A semiparametric instrumental variable approach to optimal treatment regimes under endogeneity

There is a fast-growing literature on estimating optimal treatment regimes based on randomized trials or observational studies under a key identifying condition of no unmeasured confounding. Because confounding by unmeasured factors cannot generally be ruled out with certainty in observational studies or randomized trials subject to noncompliance, we propose a general instrumental variable approach to learning optimal treatment regimes under endogeneity. Specifically, we provide sufficient conditions for the identification of both value function $E[Y_{\cD(L)}]$ for a given regime $\cD$ and optimal regime $\arg \max_{\cD} E[Y_{\cD(L)}]$ with the aid of a binary instrumental variable, when no unmeasured confounding fails to hold. We establish consistency of the proposed weighted estimators. We also extend the proposed method to identify and estimate the optimal treatment regime among those who would comply to the assigned treatment under monotonicity.
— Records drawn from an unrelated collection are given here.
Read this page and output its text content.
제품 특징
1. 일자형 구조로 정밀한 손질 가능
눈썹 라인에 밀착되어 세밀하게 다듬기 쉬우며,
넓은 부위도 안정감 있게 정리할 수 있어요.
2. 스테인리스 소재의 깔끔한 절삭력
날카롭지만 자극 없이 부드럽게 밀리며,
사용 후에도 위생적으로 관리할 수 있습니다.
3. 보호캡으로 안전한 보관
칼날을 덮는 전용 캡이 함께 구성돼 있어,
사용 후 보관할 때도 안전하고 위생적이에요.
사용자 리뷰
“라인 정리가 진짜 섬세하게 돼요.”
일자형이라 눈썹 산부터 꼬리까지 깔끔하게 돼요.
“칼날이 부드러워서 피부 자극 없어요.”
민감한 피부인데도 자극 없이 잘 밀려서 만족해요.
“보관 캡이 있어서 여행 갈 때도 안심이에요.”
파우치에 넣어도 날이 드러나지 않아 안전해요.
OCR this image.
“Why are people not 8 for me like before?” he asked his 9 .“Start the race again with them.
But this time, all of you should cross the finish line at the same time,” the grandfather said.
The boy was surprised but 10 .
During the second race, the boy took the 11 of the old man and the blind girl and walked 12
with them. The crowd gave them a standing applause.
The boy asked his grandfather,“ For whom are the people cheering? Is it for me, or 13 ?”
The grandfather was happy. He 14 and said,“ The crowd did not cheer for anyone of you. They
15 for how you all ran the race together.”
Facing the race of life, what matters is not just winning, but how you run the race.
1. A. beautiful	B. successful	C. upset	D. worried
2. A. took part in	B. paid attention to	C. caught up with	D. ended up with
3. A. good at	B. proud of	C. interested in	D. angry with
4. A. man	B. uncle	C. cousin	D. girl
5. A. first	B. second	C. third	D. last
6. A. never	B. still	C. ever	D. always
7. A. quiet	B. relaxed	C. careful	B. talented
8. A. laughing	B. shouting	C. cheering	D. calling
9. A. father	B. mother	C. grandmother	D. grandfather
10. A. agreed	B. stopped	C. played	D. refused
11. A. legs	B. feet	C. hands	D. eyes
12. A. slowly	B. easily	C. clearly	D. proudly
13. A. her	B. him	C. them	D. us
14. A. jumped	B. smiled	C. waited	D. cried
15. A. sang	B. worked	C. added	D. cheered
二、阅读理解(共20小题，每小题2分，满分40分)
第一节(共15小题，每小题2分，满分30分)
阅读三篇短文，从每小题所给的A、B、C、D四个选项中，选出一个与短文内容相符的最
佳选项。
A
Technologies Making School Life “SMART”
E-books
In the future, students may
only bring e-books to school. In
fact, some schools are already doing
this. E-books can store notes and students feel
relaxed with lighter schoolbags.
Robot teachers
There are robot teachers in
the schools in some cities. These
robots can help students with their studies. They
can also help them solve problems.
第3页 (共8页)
In this latter case, we establish the somewhat surprising result that the complier optimal regime can be consistently estimated without directly collecting compliance information and therefore without the complier average treatment effect itself being identified. Furthermore, we propose novel semiparametric locally efficient and multiply robust estimators. Our approach is illustrated via extensive simulation studies and a data application on the effect of child rearing on labor participation.